Weiner, not incidentally, is all over the place on 9/11 issues. He wrote to Mayor Bloomberg, congratulating him for supporting the Ground Zero mosque. And long after others dropped their support for trying 9/11 mastermind Khalid Sheik Mohammed in lower Manhattan, Weiner continued to endorse it.

If Weiner gets his way, maybe KSM can stroll over to the mosque during trial lunch breaks. Imagine how the 9/11 responders and families would like that.

Strife of the party

After watching Charlie Rangel stumble through his 30-minute defense speech yesterday, I have a tip on something else to watch: See which pols show up for Charlie the Chiseler’s birthday party tonight. Those who do cannot be trusted to reform politics. Take names and remember.

DROP THE PICKUP

Mitt Romney has an authenticity problem, and no clue about how to fix it. The former Massachusetts governor, gearing up for another GOP presidential run, has jumped on the pickup-truck bandwagon. Looking like a Sen. Scott Brown wannabe, Romney has been spotted driving a pickup to political events.

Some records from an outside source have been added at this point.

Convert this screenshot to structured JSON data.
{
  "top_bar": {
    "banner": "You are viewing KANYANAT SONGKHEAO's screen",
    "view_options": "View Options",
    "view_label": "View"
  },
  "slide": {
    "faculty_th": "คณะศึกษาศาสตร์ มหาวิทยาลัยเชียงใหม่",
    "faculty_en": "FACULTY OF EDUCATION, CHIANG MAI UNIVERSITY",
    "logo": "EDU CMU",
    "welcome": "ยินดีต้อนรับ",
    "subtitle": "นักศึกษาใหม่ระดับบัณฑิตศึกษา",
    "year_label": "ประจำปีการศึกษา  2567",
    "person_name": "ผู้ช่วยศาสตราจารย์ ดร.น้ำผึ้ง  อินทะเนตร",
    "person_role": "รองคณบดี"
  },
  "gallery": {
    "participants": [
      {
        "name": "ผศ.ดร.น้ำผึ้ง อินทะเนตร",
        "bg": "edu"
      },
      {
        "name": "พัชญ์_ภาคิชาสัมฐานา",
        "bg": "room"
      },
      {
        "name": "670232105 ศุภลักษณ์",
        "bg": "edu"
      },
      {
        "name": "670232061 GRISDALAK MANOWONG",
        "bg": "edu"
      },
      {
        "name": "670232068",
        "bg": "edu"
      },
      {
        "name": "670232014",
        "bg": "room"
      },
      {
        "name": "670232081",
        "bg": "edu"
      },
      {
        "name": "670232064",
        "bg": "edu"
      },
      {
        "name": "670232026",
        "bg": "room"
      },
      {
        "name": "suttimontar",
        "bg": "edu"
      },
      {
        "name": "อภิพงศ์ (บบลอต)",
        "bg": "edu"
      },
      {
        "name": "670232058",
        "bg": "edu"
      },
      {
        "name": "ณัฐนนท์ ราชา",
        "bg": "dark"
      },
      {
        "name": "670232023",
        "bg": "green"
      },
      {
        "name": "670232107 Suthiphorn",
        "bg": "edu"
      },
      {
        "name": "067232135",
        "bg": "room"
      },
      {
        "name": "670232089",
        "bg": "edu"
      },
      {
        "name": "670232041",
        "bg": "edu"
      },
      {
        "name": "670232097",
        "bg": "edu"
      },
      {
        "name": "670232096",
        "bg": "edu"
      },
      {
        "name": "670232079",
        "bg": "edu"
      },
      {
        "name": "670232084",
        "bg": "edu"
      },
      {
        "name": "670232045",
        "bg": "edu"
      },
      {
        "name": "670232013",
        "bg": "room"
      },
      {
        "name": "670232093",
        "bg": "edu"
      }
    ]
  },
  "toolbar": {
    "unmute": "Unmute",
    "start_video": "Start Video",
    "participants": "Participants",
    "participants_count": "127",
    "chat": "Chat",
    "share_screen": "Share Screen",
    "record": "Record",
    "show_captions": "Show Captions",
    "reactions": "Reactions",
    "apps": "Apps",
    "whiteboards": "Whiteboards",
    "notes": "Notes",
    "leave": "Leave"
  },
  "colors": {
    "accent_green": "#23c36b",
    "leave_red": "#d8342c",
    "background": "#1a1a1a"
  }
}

Did he think of this himself, or did he actually pay somebody for the advice? Either way, he ought to fire the genius behind the idea.


Gay it ain’t so!

Now hear this — nobody is responsible for their own actions anymore. After a New York Times profile on the gay Army private who is the suspect in the Wiki Leaks fiasco, some bloggers suggested the “Don’t ask, don’t tell” policy is to blame.

Well, at least this one’s not George Bush’s fault. Not yet, anyway.